Une position « morale » anti-russe de la part d’Israël ne serait bonne pour personne

Le ministre des Affaires étrangères Lapid voudrait qu'Israël se range du côté de l'Ukraine, alors que le Premier ministre Bennett évite de condamner directement Moscou

Lazar Berman

Lazar Berman est le correspondant diplomatique du Times of Israël

Le Premier ministre Naftali Bennett, à droite s'entretient avec le ministre des Affaires étrangères Yair Lapid lors d'une réunion du cabinet au bureau du Premier ministre, à Jérusalem, le 27 février 2022. (Crédit: Yoav Ari Dudkevitch/POOL)
Le Premier ministre Naftali Bennett, à droite s'entretient avec le ministre des Affaires étrangères Yair Lapid lors d'une réunion du cabinet au bureau du Premier ministre, à Jérusalem, le 27 février 2022. (Crédit: Yoav Ari Dudkevitch/POOL)

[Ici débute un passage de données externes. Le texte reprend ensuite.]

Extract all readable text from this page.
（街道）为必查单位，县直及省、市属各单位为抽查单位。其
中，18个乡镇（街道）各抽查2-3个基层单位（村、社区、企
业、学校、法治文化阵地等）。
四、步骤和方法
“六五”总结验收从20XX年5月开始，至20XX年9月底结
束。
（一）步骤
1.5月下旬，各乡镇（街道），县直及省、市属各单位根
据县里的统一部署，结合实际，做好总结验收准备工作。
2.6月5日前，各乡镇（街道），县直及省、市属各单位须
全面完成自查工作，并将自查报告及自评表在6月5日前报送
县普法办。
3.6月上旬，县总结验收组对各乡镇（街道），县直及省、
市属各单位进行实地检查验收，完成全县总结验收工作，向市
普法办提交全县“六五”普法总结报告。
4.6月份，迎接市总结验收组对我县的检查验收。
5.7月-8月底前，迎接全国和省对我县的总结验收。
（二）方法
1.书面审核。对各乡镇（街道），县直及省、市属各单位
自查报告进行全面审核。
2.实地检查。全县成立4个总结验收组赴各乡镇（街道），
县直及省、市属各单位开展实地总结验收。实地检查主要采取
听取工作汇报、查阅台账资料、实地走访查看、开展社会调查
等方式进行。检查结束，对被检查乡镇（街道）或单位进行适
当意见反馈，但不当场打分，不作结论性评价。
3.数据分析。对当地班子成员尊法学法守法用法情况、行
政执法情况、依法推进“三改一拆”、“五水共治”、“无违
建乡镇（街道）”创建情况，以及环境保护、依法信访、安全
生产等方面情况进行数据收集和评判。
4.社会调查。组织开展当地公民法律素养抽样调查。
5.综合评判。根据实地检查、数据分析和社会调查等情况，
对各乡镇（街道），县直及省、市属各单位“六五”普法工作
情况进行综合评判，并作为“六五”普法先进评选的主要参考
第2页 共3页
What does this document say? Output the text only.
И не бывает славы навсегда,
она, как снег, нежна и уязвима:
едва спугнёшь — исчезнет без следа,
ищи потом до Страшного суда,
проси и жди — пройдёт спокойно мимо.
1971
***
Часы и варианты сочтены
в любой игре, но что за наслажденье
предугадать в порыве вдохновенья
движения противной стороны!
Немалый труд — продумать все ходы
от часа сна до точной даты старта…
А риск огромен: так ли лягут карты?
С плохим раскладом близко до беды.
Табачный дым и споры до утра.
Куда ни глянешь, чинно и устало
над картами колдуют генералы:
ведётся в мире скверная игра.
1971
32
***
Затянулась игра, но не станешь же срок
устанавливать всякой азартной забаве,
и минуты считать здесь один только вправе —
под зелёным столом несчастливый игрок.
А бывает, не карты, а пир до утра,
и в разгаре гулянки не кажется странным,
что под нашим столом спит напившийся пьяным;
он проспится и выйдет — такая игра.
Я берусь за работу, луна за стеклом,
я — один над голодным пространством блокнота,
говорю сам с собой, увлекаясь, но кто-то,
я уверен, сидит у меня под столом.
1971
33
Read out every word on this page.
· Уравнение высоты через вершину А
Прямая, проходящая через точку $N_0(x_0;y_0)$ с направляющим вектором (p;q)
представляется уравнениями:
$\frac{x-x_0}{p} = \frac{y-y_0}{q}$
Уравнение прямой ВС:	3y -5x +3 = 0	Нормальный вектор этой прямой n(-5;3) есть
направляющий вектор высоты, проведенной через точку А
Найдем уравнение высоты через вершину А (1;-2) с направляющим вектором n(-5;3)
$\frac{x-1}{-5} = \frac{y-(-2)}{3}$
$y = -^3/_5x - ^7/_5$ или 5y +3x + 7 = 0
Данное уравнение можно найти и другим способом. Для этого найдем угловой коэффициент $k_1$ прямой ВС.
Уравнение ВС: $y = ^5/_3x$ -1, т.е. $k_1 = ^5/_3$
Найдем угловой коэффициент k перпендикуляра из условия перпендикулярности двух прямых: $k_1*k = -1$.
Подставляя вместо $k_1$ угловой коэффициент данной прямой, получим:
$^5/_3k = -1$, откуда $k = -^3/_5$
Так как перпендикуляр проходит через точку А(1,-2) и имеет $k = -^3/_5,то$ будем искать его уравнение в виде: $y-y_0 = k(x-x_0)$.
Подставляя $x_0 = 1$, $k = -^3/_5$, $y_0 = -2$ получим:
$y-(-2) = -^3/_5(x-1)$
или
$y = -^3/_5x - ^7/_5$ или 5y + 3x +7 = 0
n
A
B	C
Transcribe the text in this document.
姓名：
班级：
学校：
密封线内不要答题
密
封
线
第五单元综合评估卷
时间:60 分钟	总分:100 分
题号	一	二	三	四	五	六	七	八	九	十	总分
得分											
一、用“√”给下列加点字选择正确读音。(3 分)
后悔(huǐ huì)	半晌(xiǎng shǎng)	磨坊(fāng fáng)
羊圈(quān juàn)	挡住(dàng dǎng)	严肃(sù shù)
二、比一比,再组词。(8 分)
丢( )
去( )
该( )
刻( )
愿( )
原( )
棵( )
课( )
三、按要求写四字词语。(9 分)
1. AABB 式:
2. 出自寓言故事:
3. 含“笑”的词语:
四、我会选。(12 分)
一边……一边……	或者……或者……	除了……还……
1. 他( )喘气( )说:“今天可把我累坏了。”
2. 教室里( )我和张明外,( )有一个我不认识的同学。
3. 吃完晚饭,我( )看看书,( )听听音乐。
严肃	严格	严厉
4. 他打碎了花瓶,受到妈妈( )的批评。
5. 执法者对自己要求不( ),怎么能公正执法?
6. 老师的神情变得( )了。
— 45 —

Avant même que les troupes russes n’envahissent l’Ukraine la semaine dernière, Israël se trouvait déjà dans une situation diplomatique délicate.

Ce n’est un secret pour personne que les États-Unis sont de loin l’allié le plus proche de Jérusalem. Israël entretient également des liens profonds et variés avec chaque état européen et, à bien des égards, avec l’Union européenne en tant qu’institution.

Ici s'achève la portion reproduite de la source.